Monter un escalier, se relever d’une chaise ou simplement marcher devient un défi quotidien quand l’arthrose s’installe dans les genoux. En France, près de 10 millions de personnes vivent avec cette usure du cartilage, et beaucoup cherchent une solution pour retrouver un peu de confort sans passer par la chirurgie. Une étude récente ravive l’espoir autour d’un traitement déjà connu, mais cette fois sous une forme simplifiée : une seule injection d’acide hyaluronique, un gel qui agit comme un amortisseur dans l’articulation.
Une injection, six mois de soulagement ?
L’étude, menée par des chercheurs français et publiée dans *Current Therapeutic Research* [1], a suivi 214 patients, âgés en moyenne de 63 ans, souffrant d’arthrose du genou à différents stades. Tous ont reçu une injection unique d’un gel à base d’acide hyaluronique (Arthrum 2,5 %). Résultat : 60 jours après l’injection, leur douleur, mesurée sur une échelle de 0 à 100, avait chuté de près de 29 points en moyenne. Une amélioration qui s’est maintenue pendant les six mois de suivi, avec des bénéfices notables sur la raideur, la fonction physique et la qualité de vie.
Pour donner un ordre d’idée, les auteurs ont comparé ces résultats à ceux de 326 patients ayant reçu un placebo dans d’anciennes études. La différence en faveur du gel était modeste à deux mois, mais nettement plus marquée à six mois. En clair, le soulagement ne s’arrête pas après quelques semaines ; il semble se prolonger, ce qui pourrait réduire la fréquence des injections.

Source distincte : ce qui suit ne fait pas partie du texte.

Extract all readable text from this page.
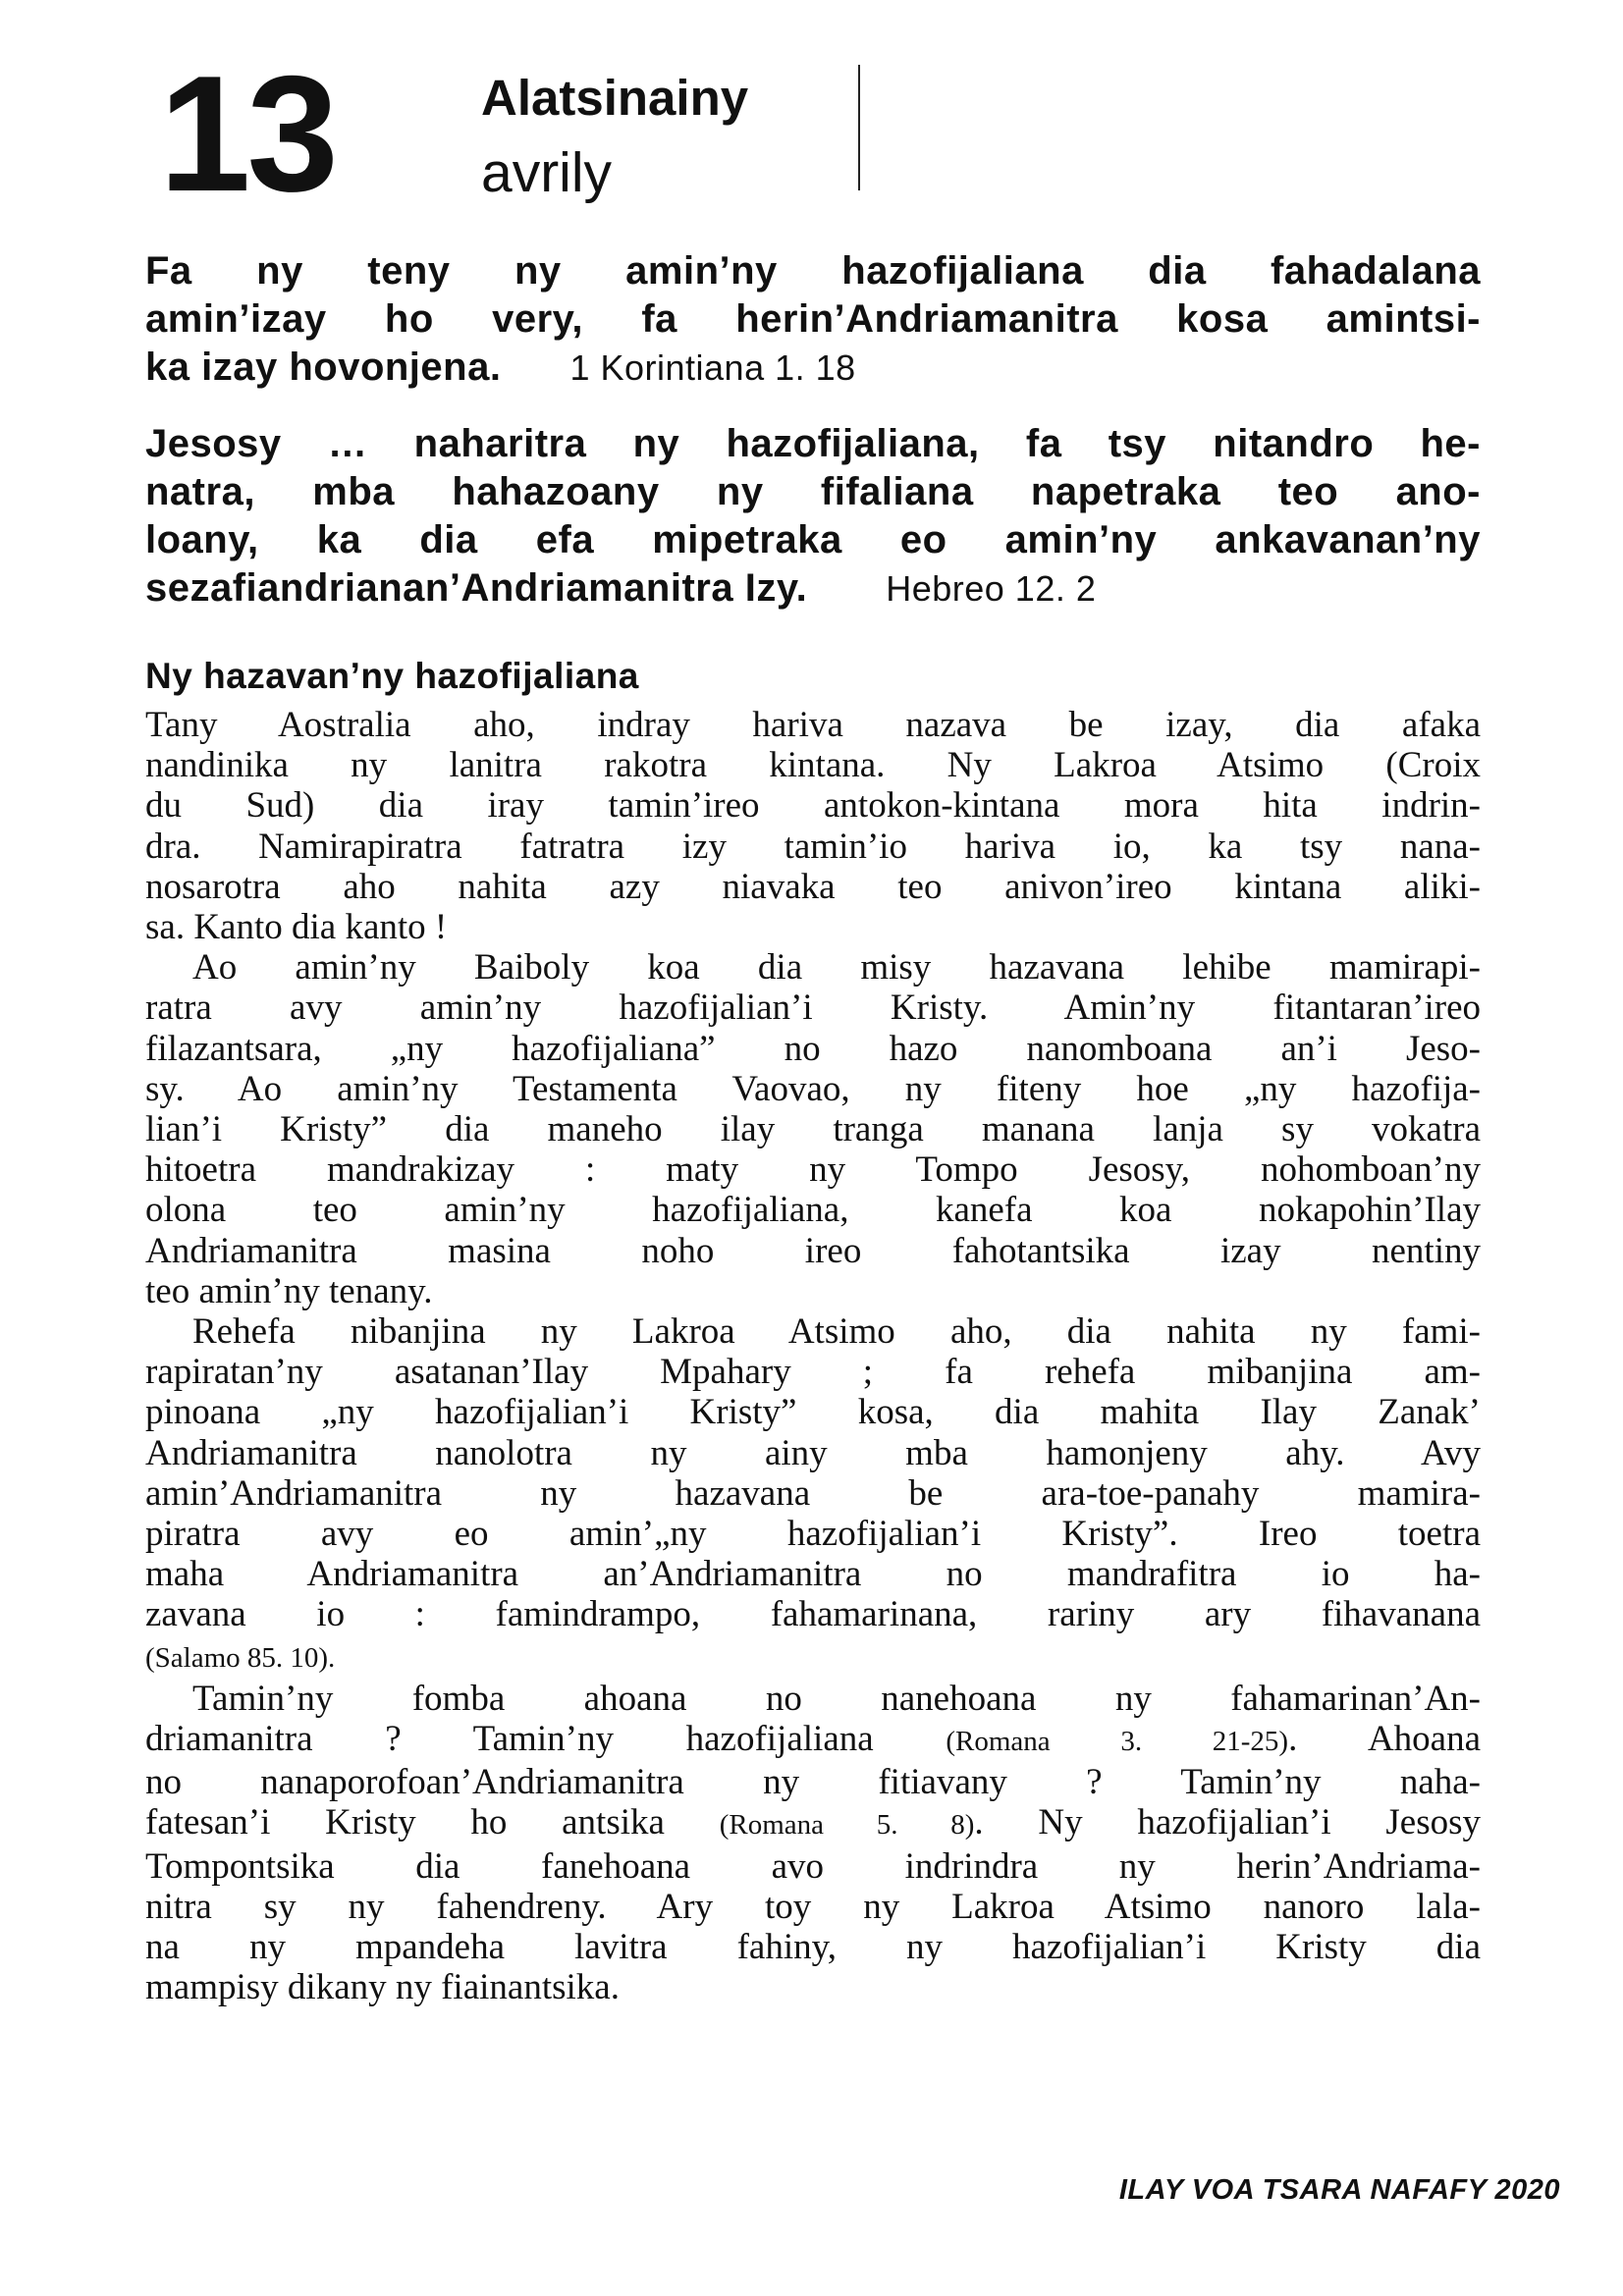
13	Alatsinainy
avrily
Fa ny teny ny amin’ny hazofijaliana dia fahadalana
amin’izay ho very, fa herin’Andriamanitra kosa amintsi-
ka izay hovonjena. 1 Korintiana 1. 18
Jesosy … naharitra ny hazofijaliana, fa tsy nitandro he-
natra, mba hahazoany ny fifaliana napetraka teo ano-
loany, ka dia efa mipetraka eo amin’ny ankavanan’ny
sezafiandrianan’Andriamanitra Izy. Hebreo 12. 2
Ny hazavan’ny hazofijaliana
Tany Aostralia aho, indray hariva nazava be izay, dia afaka
nandinika ny lanitra rakotra kintana. Ny Lakroa Atsimo (Croix
du Sud) dia iray tamin’ireo antokon-kintana mora hita indrin-
dra. Namirapiratra fatratra izy tamin’io hariva io, ka tsy nana-
nosarotra aho nahita azy niavaka teo anivon’ireo kintana aliki-
sa. Kanto dia kanto !
Ao amin’ny Baiboly koa dia misy hazavana lehibe mamirapi-
ratra avy amin’ny hazofijalian’i Kristy. Amin’ny fitantaran’ireo
filazantsara, „ny hazofijaliana” no hazo nanomboana an’i Jeso-
sy. Ao amin’ny Testamenta Vaovao, ny fiteny hoe „ny hazofija-
lian’i Kristy” dia maneho ilay tranga manana lanja sy vokatra
hitoetra mandrakizay : maty ny Tompo Jesosy, nohomboan’ny
olona teo amin’ny hazofijaliana, kanefa koa nokapohin’Ilay
Andriamanitra masina noho ireo fahotantsika izay nentiny
teo amin’ny tenany.
Rehefa nibanjina ny Lakroa Atsimo aho, dia nahita ny fami-
rapiratan’ny asatanan’Ilay Mpahary ; fa rehefa mibanjina am-
pinoana „ny hazofijalian’i Kristy” kosa, dia mahita Ilay Zanak’
Andriamanitra nanolotra ny ainy mba hamonjeny ahy. Avy
amin’Andriamanitra ny hazavana be ara-toe-panahy mamira-
piratra avy eo amin’„ny hazofijalian’i Kristy”. Ireo toetra
maha Andriamanitra an’Andriamanitra no mandrafitra io ha-
zavana io : famindrampo, fahamarinana, rariny ary fihavanana
(Salamo 85. 10).
Tamin’ny fomba ahoana no nanehoana ny fahamarinan’An-
driamanitra ? Tamin’ny hazofijaliana (Romana 3. 21-25). Ahoana
no nanaporofoan’Andriamanitra ny fitiavany ? Tamin’ny naha-
fatesan’i Kristy ho antsika (Romana 5. 8). Ny hazofijalian’i Jesosy
Tompontsika dia fanehoana avo indrindra ny herin’Andriama-
nitra sy ny fahendreny. Ary toy ny Lakroa Atsimo nanoro lala-
na ny mpandeha lavitra fahiny, ny hazofijalian’i Kristy dia
mampisy dikany ny fiainantsika.
ILAY VOA TSARA NAFAFY 2020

Un lubrifiant naturel qui s’épuise avec l’arthrose
L’acide hyaluronique n’est pas un étranger dans nos articulations : il s’agit d’une substance naturellement présente dans le liquide synovial, ce fluide qui baigne le genou et permet aux os de glisser sans frottement. Dans l’arthrose, ce liquide perd en viscosité et en élasticité. L’injection vise à restaurer ces propriétés, un peu comme on remettrait de l’huile dans un moteur qui grince. En plus de son rôle de lubrifiant, le gel pourrait aussi diminuer l’inflammation locale, ce qui expliquerait en partie la baisse de la douleur.
Ce que l’étude ne peut pas encore prouver
Aussi prometteurs soient-ils, ces résultats doivent être interprétés avec prudence. D’abord, l’étude n’a pas comparé directement le groupe traité à un groupe placebo contemporain : les participants savaient qu’ils recevaient le traitement, ce qui peut amplifier le ressenti positif. Or, l’effet placebo est particulièrement fort dans l’arthrose. Ensuite, la comparaison avec des données historiques, bien que soigneusement menée, introduit des incertitudes : les patients ou les prises en charge ont pu différer d’une étude à l’autre.
Ces limites ne signifient pas que le traitement est inefficace, mais simplement que l’étude ne peut pas établir une relation de cause à effet. Elle montre une association encourageante, rien de plus. Pour l’instant, l’injection unique ne figure pas dans les recommandations standardisées, et son utilisation reste à discuter au cas par cas avec un médecin.
Et maintenant ?
Face à une arthrose du genou, la première ligne de défense reste la perte de poids, l’activité physique adaptée et les antalgiques. Mais pour ceux dont les douleurs persistent, une injection d’acide hyaluronique pourrait représenter une option moins lourde qu’une chirurgie. Les auteurs de l’étude appellent désormais à de vrais essais randomisés, avec groupe placebo, pour confirmer ces résultats et évaluer la sécurité à plus long terme. Une étape indispensable avant que ce gel ne devienne un outil banalisé dans la lutte contre l’arthrose.